Donald Trump’s policy of forcing asylum-seekers to remain in Mexico while they wait for immigration hearings in the U.S. is endangering their lives, the asylum officers who screen migrants said in a court filing Wednesday. Trump’s policy is forcing “widespread violation” of international and federal law, according to the officers’ union, and that’s “something that they did not sign up to do when they decided to become asylum and refugee officers for the United States government.”
The union filed a friend of the court brief in a case brought by the ACLU and other groups seeking to end Trump’s Migrant Protection Protocols program, which the brief says is definitely not about protection. “Mexico is simply not safe for Central American asylum seekers,” the asylum officers object, especially for women, LGBTQ people, and indigenous people. And sending asylum-seekers to Mexico is not necessary, “as our immigration system has the foundation and agility necessary to deal with the flow of migrants through our Southern Border.”

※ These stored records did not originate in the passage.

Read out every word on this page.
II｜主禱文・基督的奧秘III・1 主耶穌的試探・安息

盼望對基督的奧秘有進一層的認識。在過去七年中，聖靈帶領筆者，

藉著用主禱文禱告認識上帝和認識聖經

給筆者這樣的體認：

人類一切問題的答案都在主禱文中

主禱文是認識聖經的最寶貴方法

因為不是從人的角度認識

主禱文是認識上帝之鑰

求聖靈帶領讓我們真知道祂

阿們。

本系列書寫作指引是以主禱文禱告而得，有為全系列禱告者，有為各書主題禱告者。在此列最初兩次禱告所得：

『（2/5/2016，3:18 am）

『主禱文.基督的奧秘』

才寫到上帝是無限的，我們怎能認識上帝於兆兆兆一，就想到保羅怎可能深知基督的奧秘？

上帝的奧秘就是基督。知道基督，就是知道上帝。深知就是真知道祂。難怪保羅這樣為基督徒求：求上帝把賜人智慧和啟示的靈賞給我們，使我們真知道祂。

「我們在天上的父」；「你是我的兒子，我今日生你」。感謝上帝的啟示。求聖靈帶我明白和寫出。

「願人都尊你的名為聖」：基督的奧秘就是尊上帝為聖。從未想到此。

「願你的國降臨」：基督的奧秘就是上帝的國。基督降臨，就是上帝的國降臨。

This is a powerful statement from the officers who hear directly from asylum-seekers every day, hearing what they’re fleeing, what they’re afraid of, why they need to come to the U.S. In their brief asking the U.S. Court of Appeals for the 9th Circuit to halt the program, they express a strong sense of mission—and of the violation of that mission by the Trump administration. “Asylum officers are duty bound to protect vulnerable asylum seekers from persecution,” the brief says. “They should not be forced to honor departmental directives that are fundamentally contrary to the moral fabric of our Nation and our international and domestic legal obligations.”